If this parameter could provide the beneficial insight in rats and pigs or can also be translated into other tracers remains to be elucidated in future investigations.

Our study suffers from several limitations.

Both models bear the limitation of using healthy and young mice to compensate for the loss of viable tissue. Humans develop coronary artery disease while ageing and the erupting coronary plaques occur later in life.
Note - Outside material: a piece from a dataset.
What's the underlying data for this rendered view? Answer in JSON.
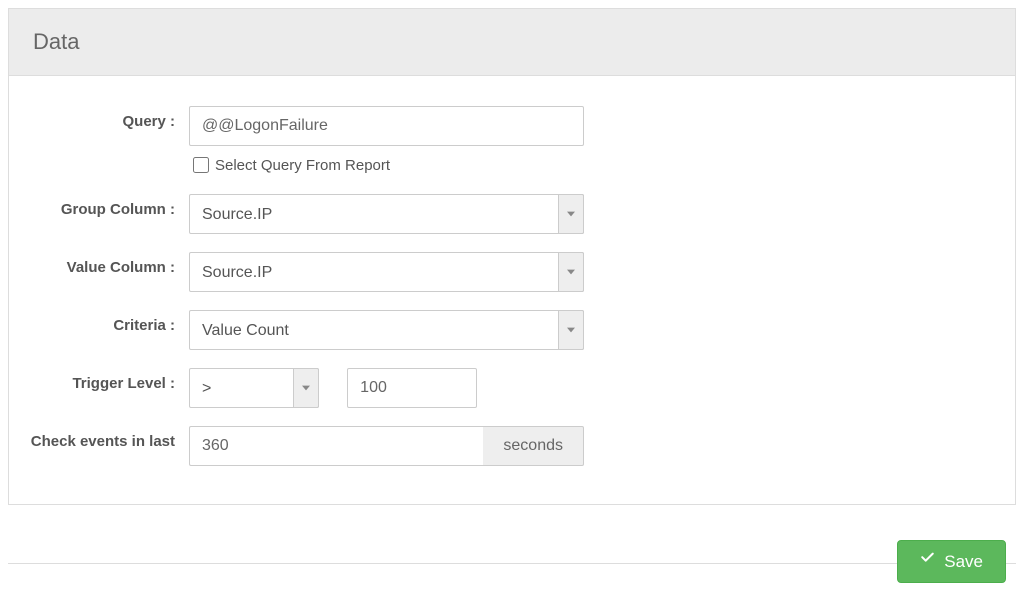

Further, we did not evaluate the metabolic shifts in substrate difference after cardiac injury [30, 32], which could interfere with the cardiac FDG uptake under isoflurane narcosis [33]. However, we could not find a significant difference in the maximum uptake in FDG in the control compared to the infarction models. The cardiac metabolism could also be influenced by anabolic and catabolic hormones such as insulin, insulin growth factor, or glucagon, and blood glucose levels which were not evaluated in this study. Nevertheless, we followed a strict routine of mouse handling and narcosis in the process to avoid potential bias [14, 15, 33].

Conclusions

This study provides new insight into the 18-FDG derived parameter LVMV and cardiac function in longitudinal PET imaging in two mouse models of myocardial infarction.